2012-02-16

Refusing to fix an FTTC fault?

It is very frustrating when we are letting a customer down, and this is one of those occasions.

We have a customer with a Fibre To The Cabinet service (the same technology that BT Retail call "BT infinity"). His line has been broken since Sunday night - out of sync almost all of the time.

With FTTC, line faults are usually fixed very quickly and with no hassle. This is because the telco have their own kit (a VDSL modem) on the line. If that won't stay in sync then they can see it is broken, and as it is their modem it is clear that the fault is their responsibility. A fault like this normally has an engineer out right away, some times even same day, and it gets fixed. No arguments about who's fault it it or SFI charges or anything. Simples.

However, on this occasion, the telco are basically refusing to do anything. They have stated that they cannot take any further action, even though the line has been off for nearly a week and they have not taken any action so far. They have even taken to lying, stating the service has been restored which it has not been.


Clearly not acceptable. Clearly not working to their 40 hour fix targets. Yet nothing is happening. They even refused to take the case as a "High Level Escalation". They are simply not fixing the fault.

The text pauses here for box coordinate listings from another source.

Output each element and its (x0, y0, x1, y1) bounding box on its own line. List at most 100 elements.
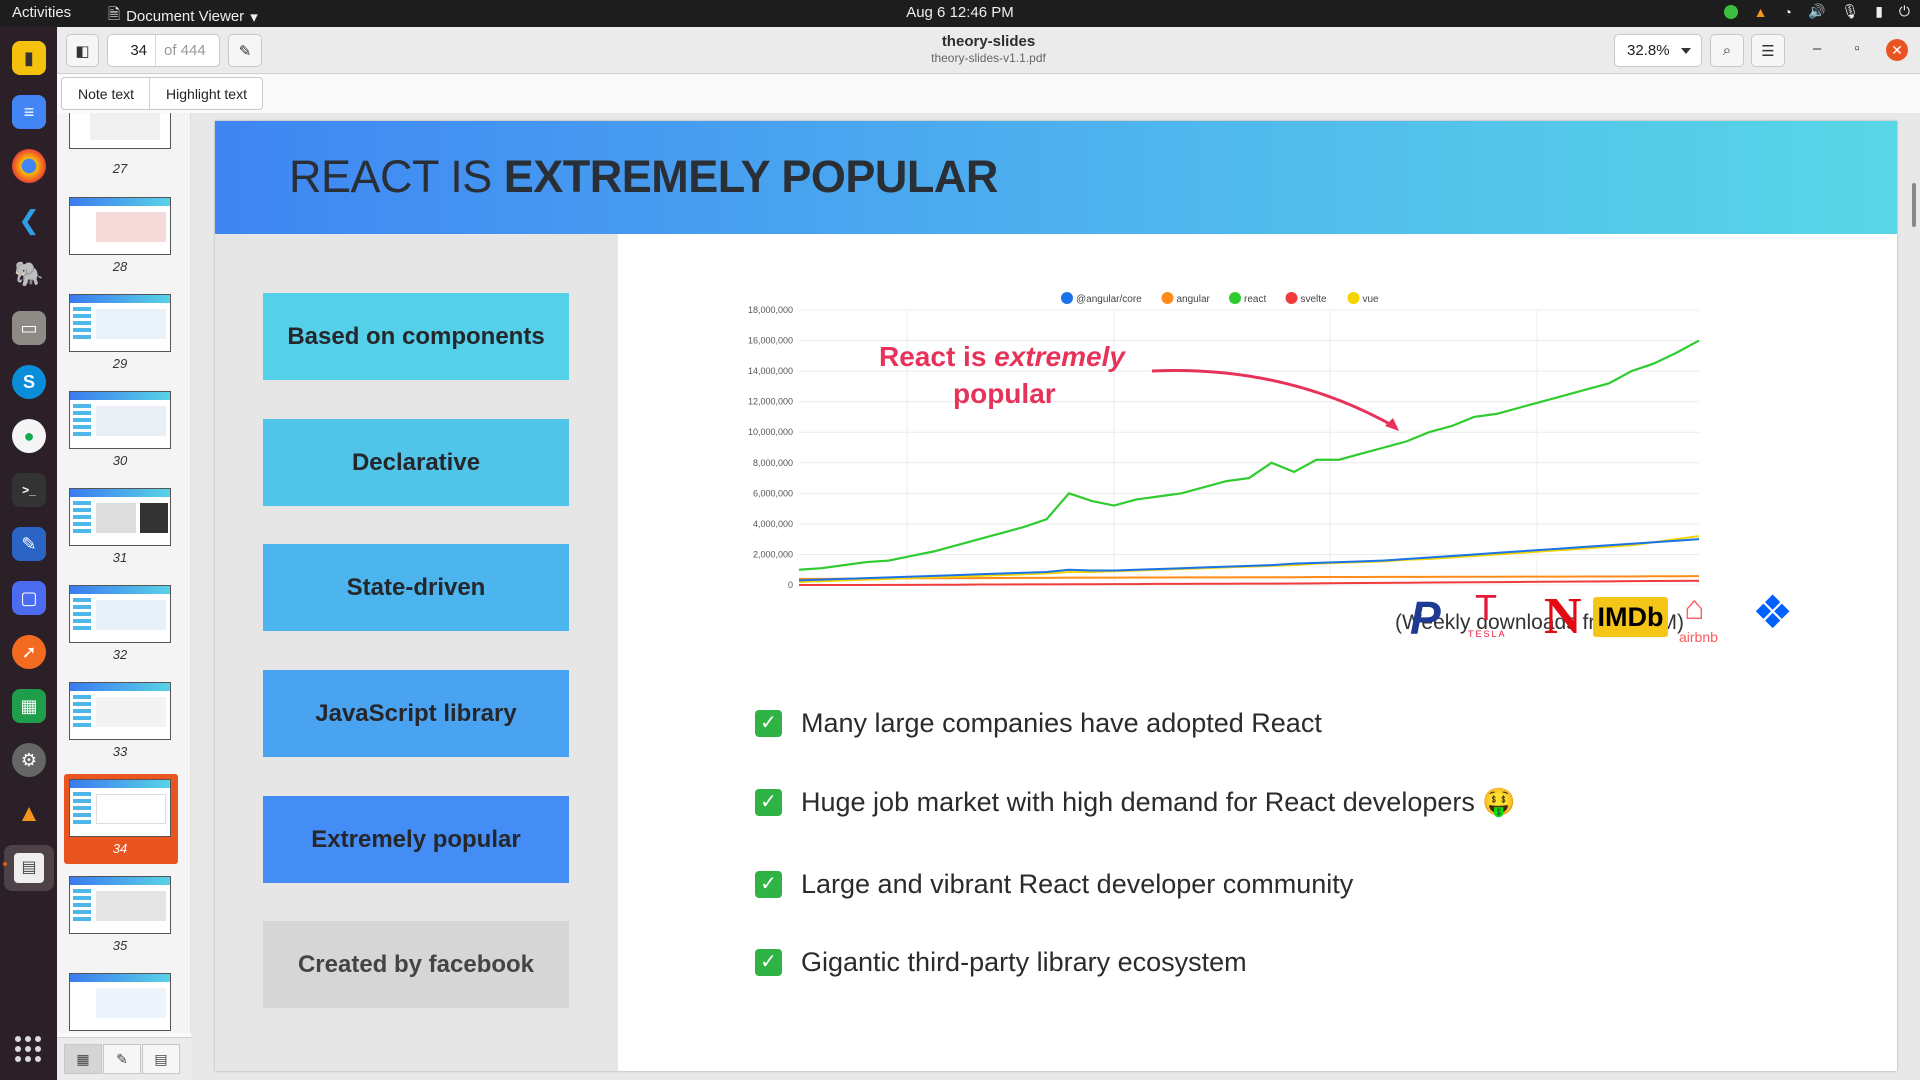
thumbnail-number: 32 (112, 647, 128, 662)
postman-icon[interactable]: ➚ (12, 635, 46, 669)
clock[interactable]: Aug 6 12:46 PM (0, 4, 1920, 21)
wifi-icon[interactable]: ◔ (1784, 4, 1792, 20)
grid-icon: ▦ (76, 1051, 90, 1067)
legend-swatch (1061, 292, 1073, 304)
chart-annotation: React is extremely (879, 341, 1126, 372)
volume-icon[interactable]: 🔊 (1808, 3, 1825, 20)
close-button[interactable]: ✕ (1886, 39, 1908, 61)
bullet-text: Huge job market with high demand for Rea… (801, 787, 1516, 817)
y-tick-label: 4,000,000 (753, 519, 793, 529)
thumbnail-number: 31 (112, 550, 128, 565)
search-button[interactable]: ⌕ (1710, 34, 1744, 67)
header-bar: ◧ 34 of 444 ✎ theory-slides theory-slide… (57, 27, 1920, 74)
y-tick-label: 10,000,000 (748, 427, 793, 437)
text-editor-icon[interactable]: ✎ (12, 527, 46, 561)
thumbnail-page[interactable] (69, 585, 171, 643)
minimize-button[interactable]: – (1806, 40, 1828, 62)
vertical-scrollbar[interactable] (1912, 183, 1916, 227)
bullet-text: Many large companies have adopted React (801, 708, 1322, 738)
thumbnail-page[interactable] (69, 113, 171, 149)
outline-view-button[interactable]: ▤ (142, 1044, 180, 1074)
thumbnails-view-button[interactable]: ▦ (64, 1044, 102, 1074)
files-icon[interactable]: ▭ (12, 311, 46, 345)
zoom-value: 32.8% (1627, 42, 1670, 59)
settings-icon[interactable]: ⚙ (12, 743, 46, 777)
show-apps-icon[interactable] (15, 1036, 41, 1062)
y-tick-label: 6,000,000 (753, 488, 793, 498)
check-icon: ✓ (755, 871, 782, 898)
thumbnail-page[interactable] (69, 973, 171, 1031)
feature-box: Extremely popular (263, 796, 569, 883)
note-text-button[interactable]: Note text (62, 78, 149, 109)
legend-label: @angular/core (1076, 294, 1142, 305)
vlc-icon[interactable]: ▲ (12, 797, 46, 831)
thumbnail-page[interactable] (69, 197, 171, 255)
legend-swatch (1347, 292, 1360, 304)
feature-box: State-driven (263, 544, 569, 631)
document-view[interactable]: REACT IS EXTREMELY POPULAR Based on comp… (191, 113, 1920, 1080)
terminal-icon[interactable]: >_ (12, 473, 46, 507)
update-icon[interactable] (1723, 4, 1738, 19)
screenshot-icon[interactable]: ▢ (12, 581, 46, 615)
close-icon: ✕ (1891, 42, 1903, 58)
chart-legend: @angular/core angular react svelte vue (1061, 292, 1379, 305)
notes-app-icon[interactable]: ▮ (12, 41, 46, 75)
thumbnail-number: 29 (112, 356, 128, 371)
series-line-angularcore (798, 538, 1700, 582)
bullet-text: Large and vibrant React developer commun… (801, 869, 1354, 899)
spreadsheet-icon[interactable]: ▦ (12, 689, 46, 723)
y-tick-label: 8,000,000 (753, 458, 793, 468)
thumbnail-page-current[interactable] (69, 779, 171, 837)
skype-icon[interactable]: S (12, 365, 46, 399)
y-tick-label: 2,000,000 (753, 549, 793, 559)
zoom-selector[interactable]: 32.8% (1614, 34, 1702, 67)
vscode-icon[interactable]: ❮ (12, 203, 46, 237)
microphone-icon[interactable]: 🎙 (1841, 3, 1859, 20)
docs-app-icon[interactable]: ≡ (12, 95, 46, 129)
netflix-logo: N (1544, 588, 1582, 645)
feature-box: Based on components (263, 293, 569, 380)
postgres-icon[interactable]: 🐘 (12, 257, 46, 291)
feature-box: Created by facebook (263, 921, 569, 1008)
feature-label: JavaScript library (315, 699, 517, 727)
chevron-down-icon (1681, 48, 1691, 54)
edit-icon: ✎ (116, 1051, 128, 1067)
y-tick-label: 12,000,000 (748, 397, 793, 407)
power-icon[interactable]: ⏻ (1899, 3, 1910, 20)
thumbnail-page[interactable] (69, 876, 171, 934)
thumbnail-page[interactable] (69, 488, 171, 546)
legend-label: angular (1177, 294, 1211, 305)
feature-label: State-driven (346, 573, 486, 601)
thumbnail-number: 28 (112, 259, 128, 274)
thumbnail-sidebar[interactable]: 27 28 29 30 31 32 33 34 35 (57, 113, 191, 1033)
thumbnail-page[interactable] (69, 391, 171, 449)
dropbox-logo: ❖ (1752, 586, 1794, 638)
thumbnail-page[interactable] (69, 682, 171, 740)
menu-button[interactable]: ☰ (1751, 34, 1785, 67)
line-chart: 0 2,000,000 4,000,000 6,000,000 8,000,000 10,… (748, 292, 1700, 590)
annotations-view-button[interactable]: ✎ (103, 1044, 141, 1074)
title-plain: REACT IS (289, 151, 504, 202)
mongodb-icon[interactable]: ● (12, 419, 46, 453)
thumbnail-number: 33 (112, 744, 128, 759)
feature-box: Declarative (263, 419, 569, 506)
chrome-icon[interactable] (12, 149, 46, 183)
bullet-item: ✓ Large and vibrant React developer commu… (755, 869, 1353, 900)
maximize-button[interactable]: ▫ (1846, 40, 1868, 62)
battery-icon[interactable]: ▮ (1875, 3, 1883, 20)
imdb-logo: IMDb (1593, 597, 1668, 637)
tesla-wordmark: TESLA (1468, 629, 1507, 639)
system-tray[interactable]: ▲ ◔ 🔊 🎙 ▮ ⏻ (1723, 3, 1910, 20)
vlc-tray-icon[interactable]: ▲ (1754, 4, 1768, 20)
legend-label: vue (1363, 294, 1380, 305)
y-tick-label: 16,000,000 (748, 336, 793, 346)
slide-page: REACT IS EXTREMELY POPULAR Based on comp… (215, 121, 1897, 1071)
document-viewer-icon[interactable]: ▤ (4, 845, 54, 891)
slide-banner: REACT IS EXTREMELY POPULAR (215, 121, 1897, 234)
thumbnail-number: 34 (112, 841, 128, 856)
highlight-text-button[interactable]: Highlight text (149, 78, 262, 109)
feature-box: JavaScript library (263, 670, 569, 757)
thumbnail-page[interactable] (69, 294, 171, 352)
legend-label: svelte (1301, 294, 1328, 305)
legend-label: react (1244, 294, 1266, 305)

Apparently, their feeble excuse is a design flaw in their "systems" which stop them taking action when an order is open. Last week an order was put in to change the uplink speed on the line. Minor modification, not any physical change as far as we can see. But their system has the order "stuck" due to some mistake they made. It seems now that they think it acceptable to refuse to fix a fault in such cases. We have asked them where that is in the contract exactly.

In the mean time we have a customer with no Internet access for nearly a week and no way to get it fixed for him.

I am in Leeds until tomorrow, but I know my team are pursuing this as much as humanly possibly - but what does one do when a company point blank refuses to fix a fault?

9 comments:

  1. Hmm. That "design flaw in their system" has been there for decades - back in the days when I had a BT-provided ADSL modem (back before you were allowed to bring your own) I had to wait 3 weeks for an order to work through before they'd agree to replace it after it broke.

    You'd have thought they could have fixed that flaw by now...

    ReplyDelete
  2. Yeh, I have asked if they have a date for fixing that design flaw. No reply.

    ReplyDelete
  3. Have they categorically stated that they are refusing to fix the fault? If so, surely that's your contract with them broken? If your contract's broken, then aren't there all sorts of options open to you? Mind you, I suppose that they could claim that if the contract's already broken, they may as well stop providing you with any service at all - in for a penny and all that.

    ReplyDelete
  4. Certainly sounds like Breach of Contract to me!

    At the very least you should threaten to take them to court, with escalating damages for every day it goes on.

    (To sum up, they could send an engineer to fix the fault, but "their system" won't let them. Anyone thought to phone an engineer instead of relying on the broken system? No, thought not :-)

    ReplyDelete
  5. After a week they finally send an engineer who swaps the faulty modem and all is well.